The next move for the Euphronios vase was to the National Etruscan Museum at Rome in the Villa Giulia, where it was exhibited, for the first time, as a treasured piece of Etruscan culture. Its meaning now shifted yet again, to one centered around Etruscan appropriation of Greek sympotic practice, trade with the wider Mediterranean world, and burial customs. Visitors to the Villa Guilia came to learn about the pre-Roman history of Italy, to understand one of the earliest civilizations of the Italic peninsula (the Etruscans), a part of which was the trade in beautiful Greek vases. The Euphronios vase now told a story anchored in its own ancient Italic experience, not about the foundations of Western art and imperialism in a universal museum, not the catharsis of a long sought and hard-won repatriation, but the story of its past owners and users.
Returning home
And, finally, in 2014, the Euphronios vase was installed in a museum very close to where it had been deposited in antiquity, The National Archaeological Museum of Cerveteri, a 15-minute drive from the Greppe Sant’Angelo necropolis (in what was once Etruria, the home of the Etruscans). It now sits among other grave goods and assemblages found in local Etruscan tombs, excavated by archaeologists who work to reveal and understand Etruscan culture. The Euphronios vase is now truly home, back in the region where in antiquity it had been cherished as an elite Greek import, regarded with wonder in lively social ceremony, and chosen to accompany its owner into the afterlife and eternity.
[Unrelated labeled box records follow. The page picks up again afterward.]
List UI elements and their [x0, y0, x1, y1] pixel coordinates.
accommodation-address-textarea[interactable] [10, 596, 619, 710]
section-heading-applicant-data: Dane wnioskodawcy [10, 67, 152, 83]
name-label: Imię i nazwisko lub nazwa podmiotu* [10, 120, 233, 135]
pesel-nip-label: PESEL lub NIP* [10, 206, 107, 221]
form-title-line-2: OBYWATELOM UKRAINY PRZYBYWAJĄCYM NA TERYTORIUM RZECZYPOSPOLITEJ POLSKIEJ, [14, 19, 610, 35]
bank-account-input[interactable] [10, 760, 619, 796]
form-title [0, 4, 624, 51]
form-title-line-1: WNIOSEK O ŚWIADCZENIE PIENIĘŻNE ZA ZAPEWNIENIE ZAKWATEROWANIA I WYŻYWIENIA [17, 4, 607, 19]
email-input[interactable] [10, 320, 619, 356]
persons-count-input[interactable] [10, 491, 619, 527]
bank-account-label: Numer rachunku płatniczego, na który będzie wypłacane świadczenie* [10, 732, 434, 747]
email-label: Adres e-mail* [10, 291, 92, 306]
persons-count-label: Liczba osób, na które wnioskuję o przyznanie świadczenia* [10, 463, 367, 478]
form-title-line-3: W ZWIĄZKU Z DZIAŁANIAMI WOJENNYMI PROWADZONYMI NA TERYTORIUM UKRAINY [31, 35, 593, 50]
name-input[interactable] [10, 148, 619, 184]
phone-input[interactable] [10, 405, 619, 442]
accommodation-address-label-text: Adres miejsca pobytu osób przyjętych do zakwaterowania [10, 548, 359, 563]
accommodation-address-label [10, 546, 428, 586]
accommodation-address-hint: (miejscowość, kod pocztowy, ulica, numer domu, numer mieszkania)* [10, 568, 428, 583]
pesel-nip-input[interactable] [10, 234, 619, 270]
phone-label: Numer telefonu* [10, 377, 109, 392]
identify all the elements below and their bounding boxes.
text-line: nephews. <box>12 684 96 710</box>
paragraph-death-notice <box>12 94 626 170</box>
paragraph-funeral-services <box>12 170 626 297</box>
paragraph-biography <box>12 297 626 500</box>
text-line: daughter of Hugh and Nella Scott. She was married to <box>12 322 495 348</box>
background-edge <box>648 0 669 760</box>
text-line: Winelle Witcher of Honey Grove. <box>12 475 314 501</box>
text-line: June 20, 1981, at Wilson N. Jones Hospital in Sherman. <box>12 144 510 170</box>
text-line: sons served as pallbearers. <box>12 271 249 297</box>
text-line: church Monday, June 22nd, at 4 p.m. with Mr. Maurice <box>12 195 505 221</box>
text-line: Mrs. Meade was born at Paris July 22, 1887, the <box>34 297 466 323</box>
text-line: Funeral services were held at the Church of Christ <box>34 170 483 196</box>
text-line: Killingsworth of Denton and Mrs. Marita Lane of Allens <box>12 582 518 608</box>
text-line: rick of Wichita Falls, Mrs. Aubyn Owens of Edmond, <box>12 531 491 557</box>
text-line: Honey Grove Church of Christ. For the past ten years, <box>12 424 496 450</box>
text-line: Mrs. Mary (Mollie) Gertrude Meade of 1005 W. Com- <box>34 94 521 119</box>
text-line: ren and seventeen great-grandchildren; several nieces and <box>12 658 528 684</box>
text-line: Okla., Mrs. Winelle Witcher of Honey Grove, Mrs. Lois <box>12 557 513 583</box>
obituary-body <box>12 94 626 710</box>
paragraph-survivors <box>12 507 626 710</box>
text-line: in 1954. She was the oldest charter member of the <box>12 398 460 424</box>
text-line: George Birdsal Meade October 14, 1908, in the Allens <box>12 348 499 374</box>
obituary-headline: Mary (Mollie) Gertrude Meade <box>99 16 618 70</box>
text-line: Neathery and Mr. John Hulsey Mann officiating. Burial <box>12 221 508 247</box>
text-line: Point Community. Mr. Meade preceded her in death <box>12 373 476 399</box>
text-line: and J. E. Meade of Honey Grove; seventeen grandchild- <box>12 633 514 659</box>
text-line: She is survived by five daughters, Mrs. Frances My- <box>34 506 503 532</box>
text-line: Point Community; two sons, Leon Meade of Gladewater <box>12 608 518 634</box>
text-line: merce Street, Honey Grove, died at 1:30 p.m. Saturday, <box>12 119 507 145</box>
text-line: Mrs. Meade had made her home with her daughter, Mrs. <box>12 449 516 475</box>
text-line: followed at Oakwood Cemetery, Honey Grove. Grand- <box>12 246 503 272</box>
The Cerveteri museum is a quiet place, especially on the second floor where the Euphronios vase is exhibited, and it is easily missed by less intrepid museum visitors. And those visitors are a tiny fraction of those the pot has been accustomed to seeing: the Cerveteri museum welcomed some 12,500 visitors, in 2018. But, for those who climb the steps to find the Euphronios vase in the cool solitude of its new museum home, they will find not only a remarkable ancient object but a nearly impossible challenge: to believe that this is the pot which has traveled so far away and returned, suffered destruction and careful restoration twice, been the subject of so much violence, desire, admiration, and contention, whose meaning has been remade so many times: Attic Greek, Etruscan, Greek again but in the service of a Western imperialist narrative, glorious booty returned to its Italian homeland, a poster child for repatriation battles, then Etruscan again, in a deeply local and contextual way. This quiet wonder can be contrasted with the continued high celebrity which the Euphronios vase enjoys on the global digital sphere. Indeed, because of its complex biography, it is among the most famous pots in the world.